The idea of being the last person on earth was once very popular in SF. I don't know if it still is, but one of the first short stories I ever wrote, sometime back in the latter 1950s, was on that very topic. I still remember the story, but luckily the manuscript has long since crumbled to dust. At any rate, it was an idea that must have fascinated me, and in a way it still does. So I'm the target audience for this collection.
I read several of the stories last week, atarting with Clifford Simak's "The Coming of the Ants." It's set in the world of City, one of my favorite SF novels, and the subject of one of my very first FFB posts, maybe the very first. Naturally I liked the story a lot. The man appears only very briefly, as by the time of the story men have long left this particular earth.
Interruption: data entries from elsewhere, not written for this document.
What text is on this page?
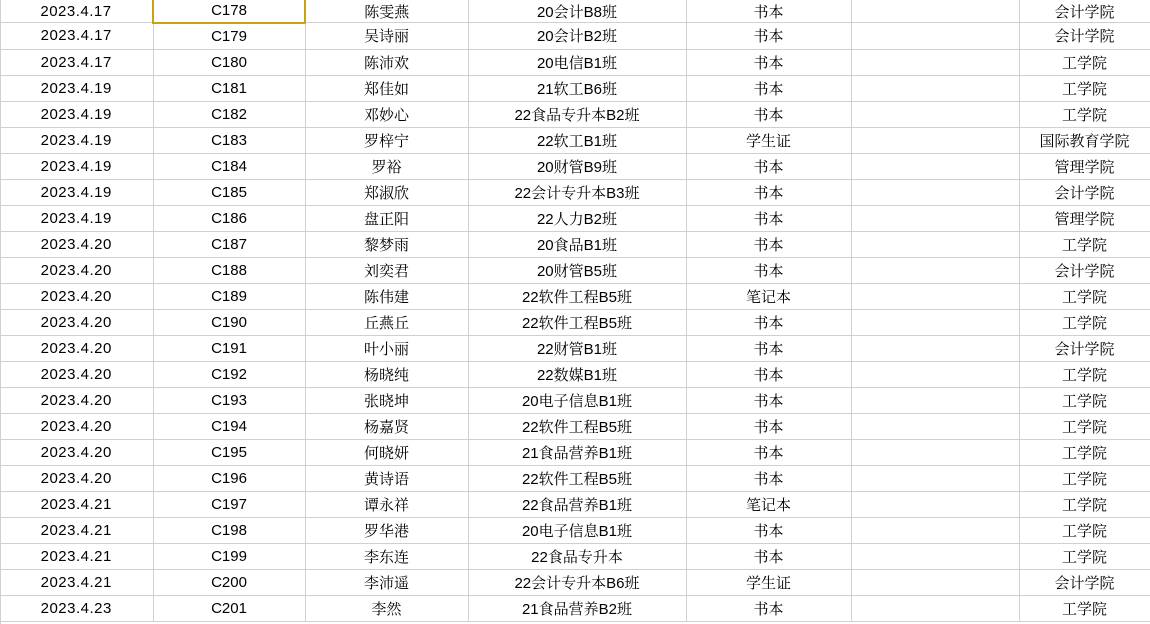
2023.4.17	C178	陈雯燕	20会计B8班	书本		会计学院
2023.4.17	C179	吴诗丽	20会计B2班	书本		会计学院
2023.4.17	C180	陈沛欢	20电信B1班	书本		工学院
2023.4.19	C181	郑佳如	21软工B6班	书本		工学院
2023.4.19	C182	邓妙心	22食品专升本B2班	书本		工学院
2023.4.19	C183	罗梓宁	22软工B1班	学生证		国际教育学院
2023.4.19	C184	罗裕	20财管B9班	书本		管理学院
2023.4.19	C185	郑淑欣	22会计专升本B3班	书本		会计学院
2023.4.19	C186	盘正阳	22人力B2班	书本		管理学院
2023.4.20	C187	黎梦雨	20食品B1班	书本		工学院
2023.4.20	C188	刘奕君	20财管B5班	书本		会计学院
2023.4.20	C189	陈伟建	22软件工程B5班	笔记本		工学院
2023.4.20	C190	丘燕丘	22软件工程B5班	书本		工学院
2023.4.20	C191	叶小丽	22财管B1班	书本		会计学院
2023.4.20	C192	杨晓纯	22数媒B1班	书本		工学院
2023.4.20	C193	张晓坤	20电子信息B1班	书本		工学院
2023.4.20	C194	杨嘉贤	22软件工程B5班	书本		工学院
2023.4.20	C195	何晓妍	21食品营养B1班	书本		工学院
2023.4.20	C196	黄诗语	22软件工程B5班	书本		工学院
2023.4.21	C197	谭永祥	22食品营养B1班	笔记本		工学院
2023.4.21	C198	罗华港	20电子信息B1班	书本		工学院
2023.4.21	C199	李东连	22食品专升本	书本		工学院
2023.4.21	C200	李沛遥	22会计专升本B6班	学生证		会计学院
2023.4.23	C201	李然	21食品营养B2班	书本		工学院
Evelyn E. Smith was a familiar name in the SF digests of the '50s, though not so much now. That's a shame. "The Most Sentimental Man" is a nice variation on the theme, and the last man is quite happy to be the only human left on the planet. Smith touches on the idea of global warming, but it's not a major part of the story, just background.
"The Underdweller" by William F. Nolan has the last guy hiding out in the sewers of L. A., which made it irresistible for me even if not much time is spent there.
And of course Fredrick Brown's "Knock" is here. It's probably more famous for the short-short story that begins and ends this tale. Reading the whole thing is as much fun as ever.
I'll be reading some of the other stories eventually. There are two by Edmond Hamilton, whose City at World's End I loved as a kid. And a Zelazny I don't think I've read, and . . . .
Cheap copies abound on the 'Net if you're inclined to read this stuff.